We are a “becoming” people. I think more than anything I desire a place to belong and be known- to become. Places of safety, a place to creatively express and discover who I am. Leading in this generation is going to be a shared responsibility, moving away from top down structures.  Holism seems to be a driving value. There is a deep value, specifically within spirituality to connect to the ancient forms, understanding and practices. Movements towards establishment in what went before and in becoming rooted in tradition.  We see less and less distinction between the secular and the sacred, rather, are adopting an expanding worldview, which speaks to the Kingdom of God. We see and experience the Kingdom being made present in and all situations, people, culture.

We are passionate about community. Community is not something we can create. Rather, I believe community is discovered. We can create environments where this discovery can take place, but it is not forced or created. We go wrong often in allowing community to become the end or goal in and of itself. Community must always be directed towards something. We discover community when we are aligned with others on the same mission or journey.

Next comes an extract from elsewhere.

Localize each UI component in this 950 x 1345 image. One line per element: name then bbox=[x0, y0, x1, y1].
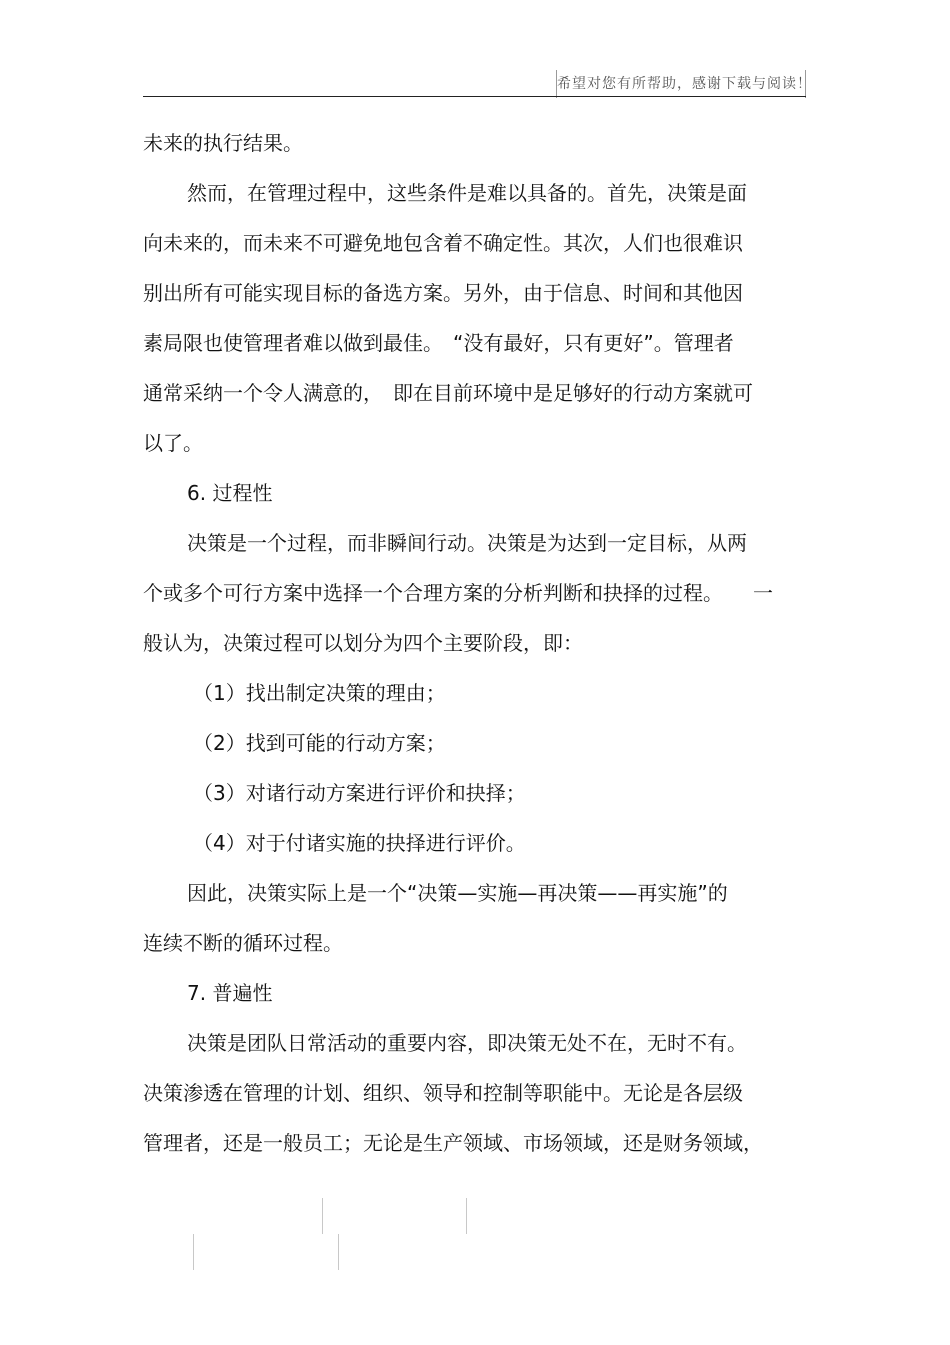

The Story. I am learning all I really have is my story. I find that by simply sharing my story and listening to others as they discover or articulate theirs, I am living a deeper kind of life. We are attracted to the story, we relate through a story. We find ourselves in the story of the Kingdom coming. We discover our call in light of This story.

I see the gap being a movement…
…from distinction (right and wrong) to the process and journey
…from understanding to experiencing
…from dogmatism to free expression
…from skilled to creative
…from relevant/trendy to historical (giving us a place to connect and belong)
…from the head to the heart
…from performance to abiding with Jesus (doing vs. being; doing for God vs. being with God)
…from secular/sacred division to the Kingdom of God
…from being told what to think to being taught how to think
…from what we are against to what we are about/for
…from compartmentalization to integration
…from answers to questions
…all towards unity, holism and simplicity.

Which side of the gap do you live? What about those around you, whome you have influence and relationship with? What and how do you want to contribute?